Sprechverbot für Gabriel

Kommentar

25.04.2017 | Stand 02.12.2020, 18:15 Uhr

Die wichtigste Aufgabe eines Außenministers ist es, mit anderen Regierungen im Gespräch zu bleiben, auch wenn dieses Gespräch weder angenehm noch vielversprechend ist. So gesehen ging Sigmar Gabriels Antrittsbesuch in Israel gestern gründlich daneben.

Schließlich hätte der Sozialdemokrat den vereinbarten Gedankenaustausch mit Ministerpräsident Benjamin Netanjahu durchaus retten können. Er hätte sich nur dessen Willen beugen müssen, indem er das Zusammentreffen mit israelischen Kritikern der Besatzungs- und Siedlungspolitik platzen lässt.

Signale dafür, dass Netanjahu solche Begegnungen gar nicht schätzt, gab es genügend. Laut dem israelischen TV-Sender Channel 2 hat der Regierungschef Gabriel offen vor die Wahl gestellt, sich mit den Menschenrechtlern zu treffen oder mit ihm.

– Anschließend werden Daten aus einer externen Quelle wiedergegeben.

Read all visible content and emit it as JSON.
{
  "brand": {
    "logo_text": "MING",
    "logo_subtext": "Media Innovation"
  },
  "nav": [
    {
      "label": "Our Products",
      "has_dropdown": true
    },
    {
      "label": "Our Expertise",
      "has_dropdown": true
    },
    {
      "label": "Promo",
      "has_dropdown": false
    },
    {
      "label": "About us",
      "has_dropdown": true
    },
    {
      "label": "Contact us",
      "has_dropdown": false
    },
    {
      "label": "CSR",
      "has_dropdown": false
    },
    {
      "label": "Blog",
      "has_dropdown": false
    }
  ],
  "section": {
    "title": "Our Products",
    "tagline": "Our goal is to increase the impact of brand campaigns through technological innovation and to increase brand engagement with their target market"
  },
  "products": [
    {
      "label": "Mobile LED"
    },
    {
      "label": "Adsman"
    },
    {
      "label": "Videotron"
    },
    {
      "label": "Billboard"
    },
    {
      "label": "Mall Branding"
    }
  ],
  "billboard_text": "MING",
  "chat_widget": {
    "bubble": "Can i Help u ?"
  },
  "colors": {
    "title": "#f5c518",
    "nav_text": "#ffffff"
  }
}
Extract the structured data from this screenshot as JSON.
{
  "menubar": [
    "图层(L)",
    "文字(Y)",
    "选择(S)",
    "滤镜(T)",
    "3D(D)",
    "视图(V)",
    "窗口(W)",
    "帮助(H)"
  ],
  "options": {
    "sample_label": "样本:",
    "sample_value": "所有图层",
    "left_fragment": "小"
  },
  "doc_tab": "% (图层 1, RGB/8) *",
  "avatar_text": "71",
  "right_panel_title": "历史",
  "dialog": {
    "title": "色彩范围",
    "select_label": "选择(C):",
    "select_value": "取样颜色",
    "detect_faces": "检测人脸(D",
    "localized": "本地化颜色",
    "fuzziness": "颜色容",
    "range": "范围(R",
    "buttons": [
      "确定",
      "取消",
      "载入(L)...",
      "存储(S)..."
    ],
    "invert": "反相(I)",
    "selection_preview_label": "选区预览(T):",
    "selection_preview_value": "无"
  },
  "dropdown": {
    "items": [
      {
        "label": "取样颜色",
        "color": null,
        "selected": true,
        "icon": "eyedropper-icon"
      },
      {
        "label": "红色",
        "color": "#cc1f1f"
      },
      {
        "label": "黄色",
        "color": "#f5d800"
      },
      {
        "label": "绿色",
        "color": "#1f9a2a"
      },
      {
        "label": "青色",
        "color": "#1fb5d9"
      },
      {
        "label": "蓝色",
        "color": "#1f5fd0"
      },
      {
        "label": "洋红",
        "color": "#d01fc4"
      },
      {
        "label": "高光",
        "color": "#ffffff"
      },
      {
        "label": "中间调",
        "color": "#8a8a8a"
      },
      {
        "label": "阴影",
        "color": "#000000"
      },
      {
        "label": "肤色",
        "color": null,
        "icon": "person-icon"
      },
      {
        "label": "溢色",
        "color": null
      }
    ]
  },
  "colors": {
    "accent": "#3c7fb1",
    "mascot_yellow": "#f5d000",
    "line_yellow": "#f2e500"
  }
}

Beides gehe nicht.

Aus Sicht der israelischen Regierung ist das verständlich, sie bezeichnet ebenso wie viele stramm rechts gerichtete Gruppen die Organisationen "B'Tselem" und "Breaking the Silence" als "anti-israelisch" und "Verräter", die nur im Sinn hätten, Israel zu verleumden und zu bekämpfen. Tatsächlich setzen sich beide Organisationen für eine Versöhnung mit den Palästinensern ein, stellen sich gegen die völkerrechtswidrige Siedlungspolitik in den besetzten Gebieten und prangern fortlaufend schwere und schwerste Übergriffe des israelischen Militärs an.

Damit stören sie empfindlich die offizielle Selbstdarstellung, nach der ein menschenfreundliches und friedliches Israel unversehens in das Visier von Terroristen geraten ist und sich jetzt seiner Haut wehren muss. Alles, was dieses Bild stört - und sei es noch so berechtigt -, gilt nicht nur als regierungskritisch, sondern als staatsfeindlich.

Dieses Spiel wollte Gabriel nicht mitmachen und hat das Sprechverbot mit Menschenrechtlern ignoriert. Völlig zu Recht, denn Israel ist eben mehr als Netanjahu, Ultranationalisten und militante Siedler. Von denen ist absolut nichts zu erwarten, was ein friedliches Miteinander von Palästinensern und Israelis ermöglichen könnte, sondern nur immer neue Gewalt und Gegengewalt. Damit schüren sie den Nahostkonflikt, statt für eine Lösung zu arbeiten. Dennoch war der Bundesaußenminister bereit, sich auch mit dieser Seite auseinanderzusetzen und zu sprechen. Dass Netanjahu ihm das gestern mit dem Affront einer beleidigenden Ausladung erspart hat, wird Gabriel sicher nicht in Trauer stürzen.